Still to Come
At one time I was the Executive Director of an opera company as well as a performing musician. One night after the last rehearsal, for Tosca I think, I was leaving the hall with one of my artists. I commented that I was feeling sad because now it was all over. Mind you, the performances were still to come. I thought I might get a what the heck are you talking about kind of reaction. To my surprise this singer concurred with me. I thought I had been alone in this feeling. I have since learned that this feeling is more common than you might think.
Bravo
Don’t get me wrong. The performances are always glorious and nothing can beat the feeling of exhaustion and exhilaration you get when the audience rises, as a whole, to its feet in bravos and applause. But a performance is in some ways an anticlimax to the process.

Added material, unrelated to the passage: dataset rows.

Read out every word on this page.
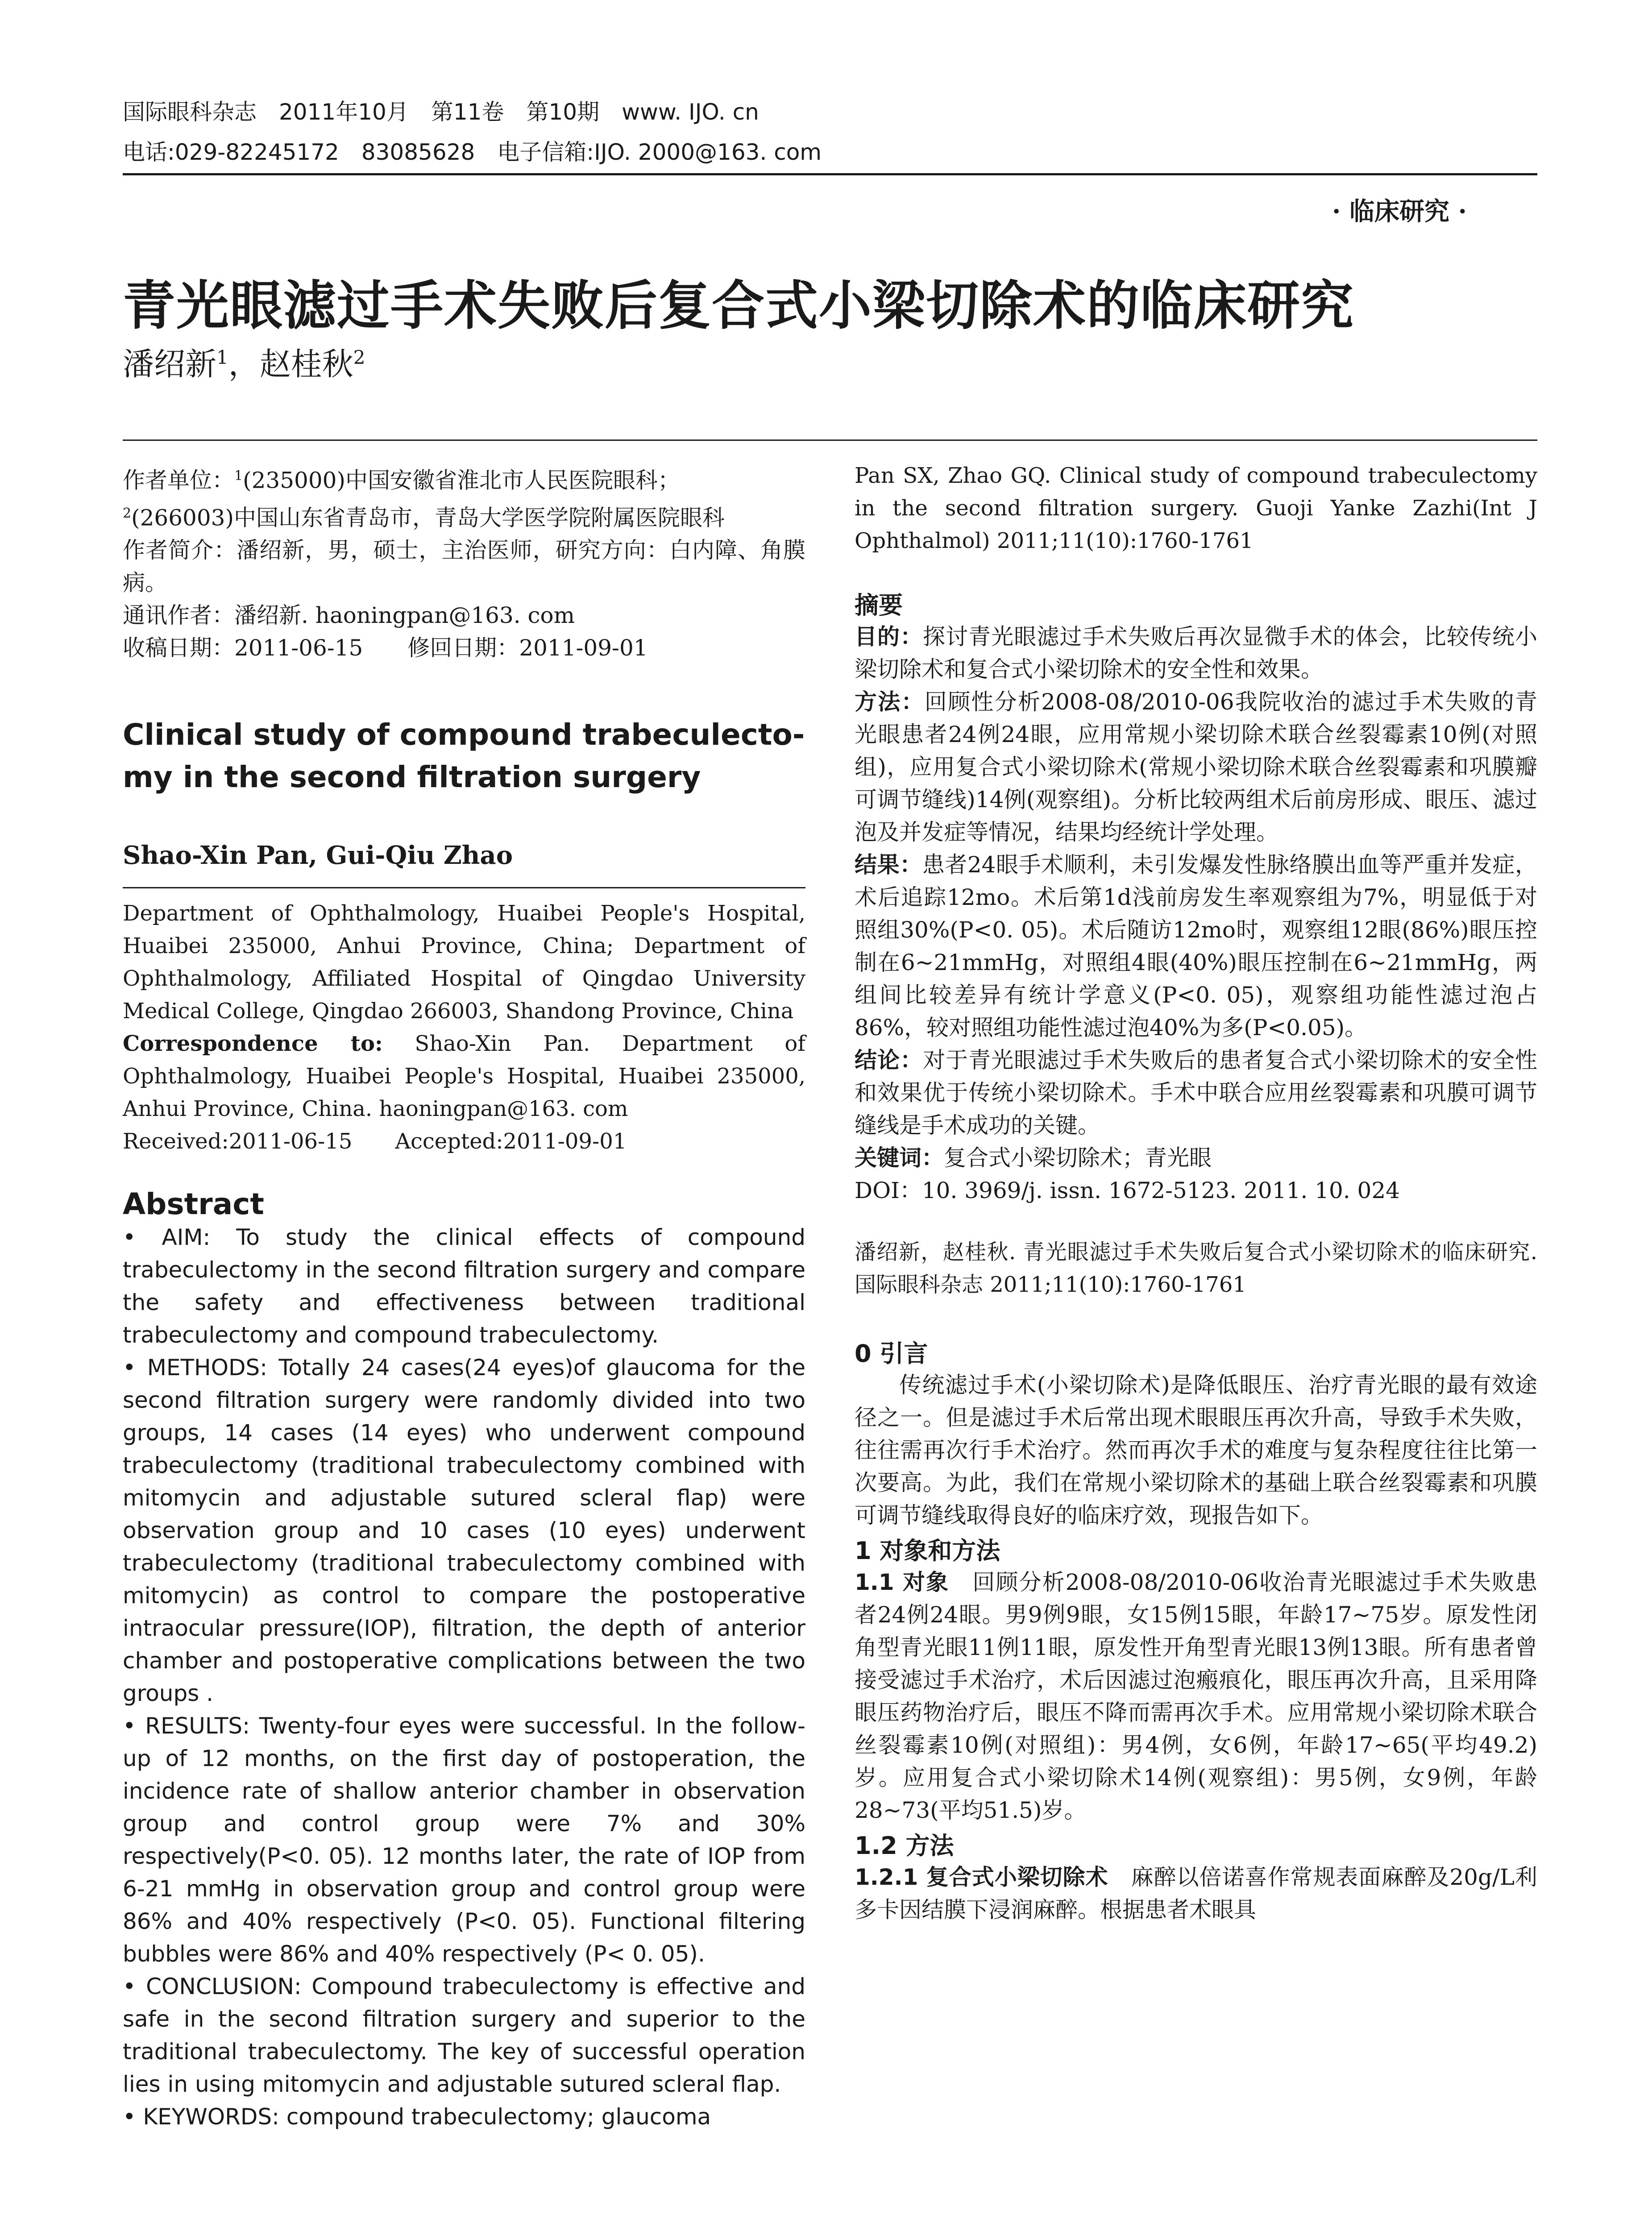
国际眼科杂志　2011年10月　第11卷　第10期　www. IJO. cn
电话:029-82245172　83085628　电子信箱:IJO. 2000@163. com
· 临床研究 ·
青光眼滤过手术失败后复合式小梁切除术的临床研究
潘绍新$^1$，赵桂秋$^2$

作者单位：$^1$(235000)中国安徽省淮北市人民医院眼科；

$^2$(266003)中国山东省青岛市，青岛大学医学院附属医院眼科

作者简介：潘绍新，男，硕士，主治医师，研究方向：白内障、角膜病。

通讯作者：潘绍新. haoningpan@163. com

收稿日期：2011-06-15　　修回日期：2011-09-01

Clinical study of compound trabeculecto-my in the second filtration surgery
Shao-Xin Pan, Gui-Qiu Zhao

Department of Ophthalmology, Huaibei People's Hospital, Huaibei 235000, Anhui Province, China; Department of Ophthalmology, Affiliated Hospital of Qingdao University Medical College, Qingdao 266003, Shandong Province, China

Correspondence to: Shao-Xin Pan. Department of Ophthalmology, Huaibei People's Hospital, Huaibei 235000, Anhui Province, China. haoningpan@163. com

Received:2011-06-15　　Accepted:2011-09-01

Abstract

• AIM: To study the clinical effects of compound trabeculectomy in the second filtration surgery and compare the safety and effectiveness between traditional trabeculectomy and compound trabeculectomy.

• METHODS: Totally 24 cases(24 eyes)of glaucoma for the second filtration surgery were randomly divided into two groups, 14 cases (14 eyes) who underwent compound trabeculectomy (traditional trabeculectomy combined with mitomycin and adjustable sutured scleral flap) were observation group and 10 cases (10 eyes) underwent trabeculectomy (traditional trabeculectomy combined with mitomycin) as control to compare the postoperative intraocular pressure(IOP), filtration, the depth of anterior chamber and postoperative complications between the two groups .

• RESULTS: Twenty-four eyes were successful. In the follow-up of 12 months, on the first day of postoperation, the incidence rate of shallow anterior chamber in observation group and control group were 7% and 30% respectively(P<0. 05). 12 months later, the rate of IOP from 6-21 mmHg in observation group and control group were 86% and 40% respectively (P<0. 05). Functional filtering bubbles were 86% and 40% respectively (P< 0. 05).

• CONCLUSION: Compound trabeculectomy is effective and safe in the second filtration surgery and superior to the traditional trabeculectomy. The key of successful operation lies in using mitomycin and adjustable sutured scleral flap.

• KEYWORDS: compound trabeculectomy; glaucoma

Pan SX, Zhao GQ. Clinical study of compound trabeculectomy in the second filtration surgery. Guoji Yanke Zazhi(Int J Ophthalmol) 2011;11(10):1760-1761

摘要

目的：探讨青光眼滤过手术失败后再次显微手术的体会，比较传统小梁切除术和复合式小梁切除术的安全性和效果。

方法：回顾性分析2008-08/2010-06我院收治的滤过手术失败的青光眼患者24例24眼，应用常规小梁切除术联合丝裂霉素10例(对照组)，应用复合式小梁切除术(常规小梁切除术联合丝裂霉素和巩膜瓣可调节缝线)14例(观察组)。分析比较两组术后前房形成、眼压、滤过泡及并发症等情况，结果均经统计学处理。

结果：患者24眼手术顺利，未引发爆发性脉络膜出血等严重并发症，术后追踪12mo。术后第1d浅前房发生率观察组为7%，明显低于对照组30%(P<0. 05)。术后随访12mo时，观察组12眼(86%)眼压控制在6~21mmHg，对照组4眼(40%)眼压控制在6~21mmHg，两组间比较差异有统计学意义(P<0. 05)，观察组功能性滤过泡占86%，较对照组功能性滤过泡40%为多(P<0.05)。

结论：对于青光眼滤过手术失败后的患者复合式小梁切除术的安全性和效果优于传统小梁切除术。手术中联合应用丝裂霉素和巩膜可调节缝线是手术成功的关键。

关键词：复合式小梁切除术；青光眼

DOI：10. 3969/j. issn. 1672-5123. 2011. 10. 024

潘绍新，赵桂秋. 青光眼滤过手术失败后复合式小梁切除术的临床研究. 国际眼科杂志 2011;11(10):1760-1761

0 引言

传统滤过手术(小梁切除术)是降低眼压、治疗青光眼的最有效途径之一。但是滤过手术后常出现术眼眼压再次升高，导致手术失败，往往需再次行手术治疗。然而再次手术的难度与复杂程度往往比第一次要高。为此，我们在常规小梁切除术的基础上联合丝裂霉素和巩膜可调节缝线取得良好的临床疗效，现报告如下。

1 对象和方法

1.1 对象　 回顾分析2008-08/2010-06收治青光眼滤过手术失败患者24例24眼。男9例9眼，女15例15眼，年龄17~75岁。原发性闭角型青光眼11例11眼，原发性开角型青光眼13例13眼。所有患者曾接受滤过手术治疗，术后因滤过泡瘢痕化，眼压再次升高，且采用降眼压药物治疗后，眼压不降而需再次手术。应用常规小梁切除术联合丝裂霉素10例(对照组)：男4例，女6例，年龄17~65(平均49.2)岁。应用复合式小梁切除术14例(观察组)：男5例，女9例，年龄28~73(平均51.5)岁。

1.2 方法

1.2.1 复合式小梁切除术　 麻醉以倍诺喜作常规表面麻醉及20g/L利多卡因结膜下浸润麻醉。根据患者术眼具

Learning the music and the words are just the beginning of the process. The real fun begins when you get into the head of the composer and the character. When you begin to live the music, that’s when it gets exciting.
The Process
Everyone is going through the learning process together, even if it is a work they have performed before. It can at times be messy and frustrating. There is much discussion, experimentation and repetition. It can get quite heated, both inward and outward, as everyone struggles to come to their own small truth and to the bigger truth. Much laughter punctuates rehearsals as well. Without it we could not go on.

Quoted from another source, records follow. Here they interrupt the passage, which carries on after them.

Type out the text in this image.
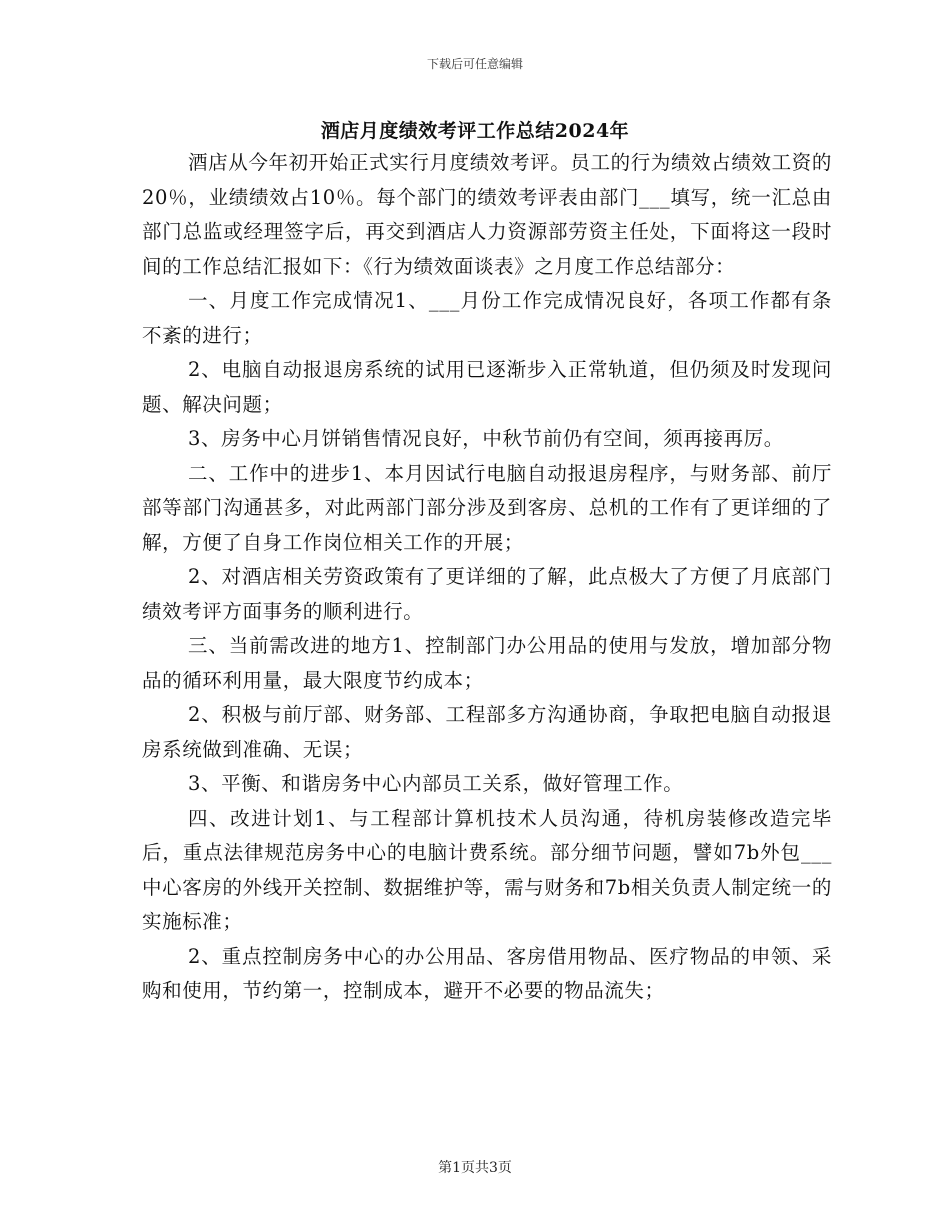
下载后可任意编辑
酒店月度绩效考评工作总结2024年

酒店从今年初开始正式实行月度绩效考评。员工的行为绩效占绩效工资的20％，业绩绩效占10％。每个部门的绩效考评表由部门___填写，统一汇总由部门总监或经理签字后，再交到酒店人力资源部劳资主任处，下面将这一段时间的工作总结汇报如下：《行为绩效面谈表》之月度工作总结部分：

一、月度工作完成情况1、___月份工作完成情况良好，各项工作都有条不紊的进行；

2、电脑自动报退房系统的试用已逐渐步入正常轨道，但仍须及时发现问题、解决问题；

3、房务中心月饼销售情况良好，中秋节前仍有空间，须再接再厉。

二、工作中的进步1、本月因试行电脑自动报退房程序，与财务部、前厅部等部门沟通甚多，对此两部门部分涉及到客房、总机的工作有了更详细的了解，方便了自身工作岗位相关工作的开展；

2、对酒店相关劳资政策有了更详细的了解，此点极大了方便了月底部门绩效考评方面事务的顺利进行。

三、当前需改进的地方1、控制部门办公用品的使用与发放，增加部分物品的循环利用量，最大限度节约成本；

2、积极与前厅部、财务部、工程部多方沟通协商，争取把电脑自动报退房系统做到准确、无误；

3、平衡、和谐房务中心内部员工关系，做好管理工作。

四、改进计划1、与工程部计算机技术人员沟通，待机房装修改造完毕后，重点法律规范房务中心的电脑计费系统。部分细节问题，譬如7b外包___中心客房的外线开关控制、数据维护等，需与财务和7b相关负责人制定统一的实施标准；

2、重点控制房务中心的办公用品、客房借用物品、医疗物品的申领、采购和使用，节约第一，控制成本，避开不必要的物品流失；

第1页共3页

You become a family of artists and a family of characters at the same time. You live together and learn more about each other than you care to know. TMI as they say. The process is all consuming.
Feel Something
When you finally feel something, when you feel something together, (in performance the audience too will feel something if they have any soul at all) the vibration in the hall rises and everyone reaches the same frequency. At this point it is as if the real world disappears. The walls disappear, the ceiling disappears and you and your fellows are one in the experience. When it is over you have the feeling of having been somewhere else, not knowing where or how you got there or back again. But you know you were there. There is nothing like it.
Not Alone
It is all about the process. Since then I have spoken with and read of other artists, not just musicians but painters, dancers and actors. They express similar thoughts that the process is the really exciting thing. We share the end result with you and hope that you can experience some of the magic that we feel.
Ugh!
Recently a dance critic chided choreographers for blogging about their process. Ugh! That makes me doubt their understanding of any kind of art.
all rights reserved © Diane Kern 2012
Diane,
What an interesting post. First, I learned something about you and second, about the importance of the Process. Since I have never been involved with performing arts, I had no idea. Of course, it makes sense that the performance would be the culmination of what is called the process.